Montrose Dog Beach, Chicago
One of the top ten dog parks in the country, the off-leash Montrose Dog Beach is the first of its kind in Chicago. As with any of the city’s dog parks, all pets must have a Dog-Friendly Area (DFA) tag, available at participating veterinarians in the Chicagoland area for $5. Open from sunrise to 9pm daily, Montrose borders a humans-only beach as well, so stay on the right side of the fence.
Street parking nearby can be difficult to find during peak hours – weekend mornings in the summer – so plan accordingly. Check online for any swim bans on the lake, and don’t mind the algae, an important food source for local birds. Keep a close eye on escape artists – the fence has several gaps and doesn’t extend into the lake.

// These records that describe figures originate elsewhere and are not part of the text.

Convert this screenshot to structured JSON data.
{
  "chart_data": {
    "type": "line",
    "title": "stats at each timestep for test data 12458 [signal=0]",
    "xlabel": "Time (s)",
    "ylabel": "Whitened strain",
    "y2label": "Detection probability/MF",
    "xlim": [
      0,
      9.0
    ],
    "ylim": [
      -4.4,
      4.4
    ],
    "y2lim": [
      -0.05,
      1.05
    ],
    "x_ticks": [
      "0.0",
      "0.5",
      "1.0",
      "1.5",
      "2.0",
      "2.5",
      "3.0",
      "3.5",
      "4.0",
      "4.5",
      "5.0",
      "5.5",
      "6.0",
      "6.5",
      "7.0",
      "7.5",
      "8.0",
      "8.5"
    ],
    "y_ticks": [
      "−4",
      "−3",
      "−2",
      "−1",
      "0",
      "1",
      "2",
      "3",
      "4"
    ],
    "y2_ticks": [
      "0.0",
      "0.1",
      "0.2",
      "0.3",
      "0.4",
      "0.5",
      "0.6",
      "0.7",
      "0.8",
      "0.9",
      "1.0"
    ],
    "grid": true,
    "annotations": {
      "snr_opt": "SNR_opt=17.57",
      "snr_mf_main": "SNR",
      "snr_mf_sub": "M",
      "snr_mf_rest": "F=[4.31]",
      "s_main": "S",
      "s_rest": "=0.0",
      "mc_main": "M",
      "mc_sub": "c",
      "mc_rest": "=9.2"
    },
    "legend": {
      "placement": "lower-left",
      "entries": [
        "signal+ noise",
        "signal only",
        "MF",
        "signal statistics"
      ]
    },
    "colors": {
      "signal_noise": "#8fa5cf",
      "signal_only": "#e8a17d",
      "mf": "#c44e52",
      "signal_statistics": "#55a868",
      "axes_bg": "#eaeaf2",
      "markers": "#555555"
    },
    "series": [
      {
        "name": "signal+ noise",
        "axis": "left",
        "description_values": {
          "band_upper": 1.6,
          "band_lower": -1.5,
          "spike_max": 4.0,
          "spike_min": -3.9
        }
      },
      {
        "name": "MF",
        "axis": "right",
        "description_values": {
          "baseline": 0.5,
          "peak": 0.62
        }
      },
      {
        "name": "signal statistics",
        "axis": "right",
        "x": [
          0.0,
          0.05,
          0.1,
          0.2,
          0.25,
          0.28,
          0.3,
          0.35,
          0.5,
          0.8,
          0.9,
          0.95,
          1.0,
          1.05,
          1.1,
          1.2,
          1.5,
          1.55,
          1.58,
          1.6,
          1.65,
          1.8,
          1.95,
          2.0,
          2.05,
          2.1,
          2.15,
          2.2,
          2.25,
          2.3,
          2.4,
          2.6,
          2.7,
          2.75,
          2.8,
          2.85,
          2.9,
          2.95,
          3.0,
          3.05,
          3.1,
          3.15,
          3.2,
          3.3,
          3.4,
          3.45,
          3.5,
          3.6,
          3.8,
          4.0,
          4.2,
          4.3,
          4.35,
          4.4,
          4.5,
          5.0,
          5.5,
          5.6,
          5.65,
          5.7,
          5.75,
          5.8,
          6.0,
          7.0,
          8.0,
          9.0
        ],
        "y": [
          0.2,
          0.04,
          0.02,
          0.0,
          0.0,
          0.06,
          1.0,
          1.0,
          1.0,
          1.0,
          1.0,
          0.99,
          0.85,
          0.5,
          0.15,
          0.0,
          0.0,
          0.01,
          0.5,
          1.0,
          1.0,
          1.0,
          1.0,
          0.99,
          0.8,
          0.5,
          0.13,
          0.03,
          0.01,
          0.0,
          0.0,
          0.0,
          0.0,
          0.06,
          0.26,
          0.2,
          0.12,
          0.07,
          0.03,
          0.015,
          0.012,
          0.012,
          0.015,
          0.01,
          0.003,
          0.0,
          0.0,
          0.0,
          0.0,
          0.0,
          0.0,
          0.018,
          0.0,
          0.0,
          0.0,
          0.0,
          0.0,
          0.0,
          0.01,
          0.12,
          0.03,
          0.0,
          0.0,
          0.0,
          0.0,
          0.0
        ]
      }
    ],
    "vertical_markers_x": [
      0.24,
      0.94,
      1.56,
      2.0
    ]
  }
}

Magnuson Park Off-Leash Area, Seattle
The city’s largest dog park also has the only off-leash dog beach. Described by Yelp reviewers as “Disneyland for dogs,” Maguson Park’s off-leash area is roughly 9 acres of dog-friendly trails, fields and beach. The shores of Lake Washington are typically Pacific Northwest – no white sand and palm trees here. A separate area for small or shy dogs makes Magnuson Park the perfect spot for Fidos of all shapes and sizes.
Seattle’s winter and spring can leave gravel paths muddy, so bring your rain boots November through March. A fluffy towel is a post-park essential to clean muddy paws and bellies; bring a spare for a doggie burrito to avoid the sniffles. Check a map of the park for best parking options, which can get slim during peak hours; street parking may be your best bet.
Bark Beach, Miami
Voted the city’s best dog park, Bark Beach is the only off-leash beach for dogs in Miami. Located next to North Shore Open Space Park – which is dog-friendly, leashed of course – Bark Beach is open Friday through Sunday, 3pm to 7pm. There is a $5 fee to visit the dog beach; all dogs must have a collar and rabies tag, while pet parents must keep a leash handy.
This dog-friendly beach is definitely for the fitness enthusiast, with nearby jogging trails and exercise stations. Pack a lunch to eat at one of the picnic pavilions, or grab a bite on the pet-friendly patio of a nearby eatery – BringFido.com recommends Burgers and Shakes.
Kirk Park Beach, Montauk
Montauk’s best-kept secret, this hideaway is renowned for its secluded nature and relaxing atmosphere. Dogs are not allowed on the beaches from May 15th to September 30th from 9am to 6pm, so plan accordingly. Over 500 feet of pristine beachfront gives you and Fido plenty of sand to share, but keep your pup in eyesight at all times.
Public parking costs $15; steal a spot at a nearby grocery store for a quick jaunt to the beach. Check out some of Montauk’s other dog-friendly beaches if you find Kirk Park not your scene.